Tarnow:  Max Sollender
The future son-in-law of Ethel Varonok decided after his Bar Mitzvah to seek a different kind of life for himself than the one he foresaw were he to remain in Tarnow, a town 45 miles east of Krakow.  His story is the first individual biographical feature composed for our family web page because of the important role he played in our family. He put our Depression-era generation (and later generations) through school with jobs at his newsstand.  For decades, he took care of the grocery bills for his mother-in-law, enabling her to entertain large groups of family members every weekend. 

Brest-Litovsk: Esther Simon
Morris Rubenstein's in-laws, his wife-to-be, Esther, and her siblings came to America in 1887 from Brest-Litovsk, also called Brisk, a town on the border between Poland and Belarus.  Situated about 110 miles east of Warsaw and originally Polish, Brest-Litovsk was taken by Russia during World War I, and the peace treaty ending hostilities was signed there in 1918.  Brest-Litovsk  became part of the Republic of Poland established in 1921, but it was captured by the Germans in 1941 and then retaken by the Russians in 1944.  Brest-Litovsk is now in Belarus.


Vilna: Jerusalem of the North
By 1897, 45% of the population of Vilna was Jewish, according to Daniel Soyer, author of Jewish Immigrant Associations and American Identity in New York, 1880- 1939" (Harvard University Press, 1997).  Soyer worked as an archivist at YIVO while researching his doctoral thesis, which became his book.  He gives credit for that statistic to an article by Jacob Lestchinsky, The Jews in the Cities of the Polish Republic, published in 1946 in YIVO's Annual of Jewish Social Science.

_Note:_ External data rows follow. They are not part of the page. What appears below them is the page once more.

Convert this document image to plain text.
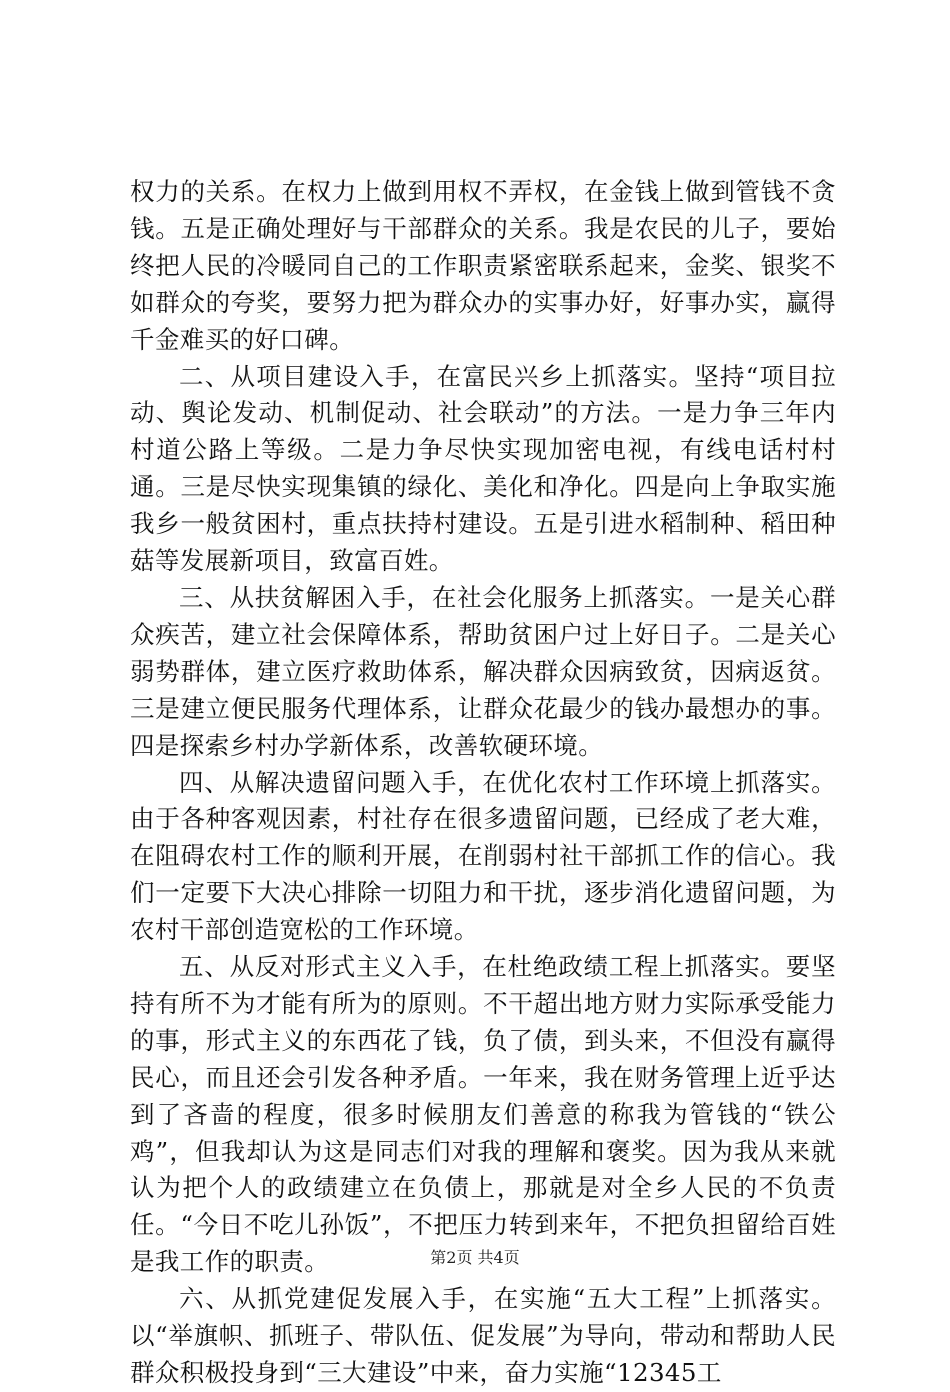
权力的关系。在权力上做到用权不弄权，在金钱上做到管钱不贪钱。五是正确处理好与干部群众的关系。我是农民的儿子，要始终把人民的冷暖同自己的工作职责紧密联系起来，金奖、银奖不如群众的夸奖，要努力把为群众办的实事办好，好事办实，赢得千金难买的好口碑。

二、从项目建设入手，在富民兴乡上抓落实。坚持“项目拉动、舆论发动、机制促动、社会联动”的方法。一是力争三年内村道公路上等级。二是力争尽快实现加密电视，有线电话村村通。三是尽快实现集镇的绿化、美化和净化。四是向上争取实施我乡一般贫困村，重点扶持村建设。五是引进水稻制种、稻田种菇等发展新项目，致富百姓。

三、从扶贫解困入手，在社会化服务上抓落实。一是关心群众疾苦，建立社会保障体系，帮助贫困户过上好日子。二是关心弱势群体，建立医疗救助体系，解决群众因病致贫，因病返贫。三是建立便民服务代理体系，让群众花最少的钱办最想办的事。四是探索乡村办学新体系，改善软硬环境。

四、从解决遗留问题入手，在优化农村工作环境上抓落实。由于各种客观因素，村社存在很多遗留问题，已经成了老大难，在阻碍农村工作的顺利开展，在削弱村社干部抓工作的信心。我们一定要下大决心排除一切阻力和干扰，逐步消化遗留问题，为农村干部创造宽松的工作环境。

五、从反对形式主义入手，在杜绝政绩工程上抓落实。要坚持有所不为才能有所为的原则。不干超出地方财力实际承受能力的事，形式主义的东西花了钱，负了债，到头来，不但没有赢得民心，而且还会引发各种矛盾。一年来，我在财务管理上近乎达到了吝啬的程度，很多时候朋友们善意的称我为管钱的“铁公鸡”，但我却认为这是同志们对我的理解和褒奖。因为我从来就认为把个人的政绩建立在负债上，那就是对全乡人民的不负责任。“今日不吃儿孙饭”，不把压力转到来年，不把负担留给百姓是我工作的职责。

六、从抓党建促发展入手，在实施“五大工程”上抓落实。以“举旗帜、抓班子、带队伍、促发展”为导向，带动和帮助人民群众积极投身到“三大建设”中来，奋力实施“12345工

第2页 共4页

Vilna had become, during Poland-Lithuania's golden age, the center of Jewish learning, culture and the arts.  It earned the nickname of  "The Jerusalem of the North."  The Yiddish Institute for Jewish Research (YIVO) was born and flourished there until 1927 when it was moved to New York City.  Now it makes its home in the new Center for Jewish History, 15 West 16th St., near many bus lines and all subways. The Uberstines are represented in YIVO's genealogical collection by CousinsPlus's contribution, which any visitor can view on request in the Center's Reading Room.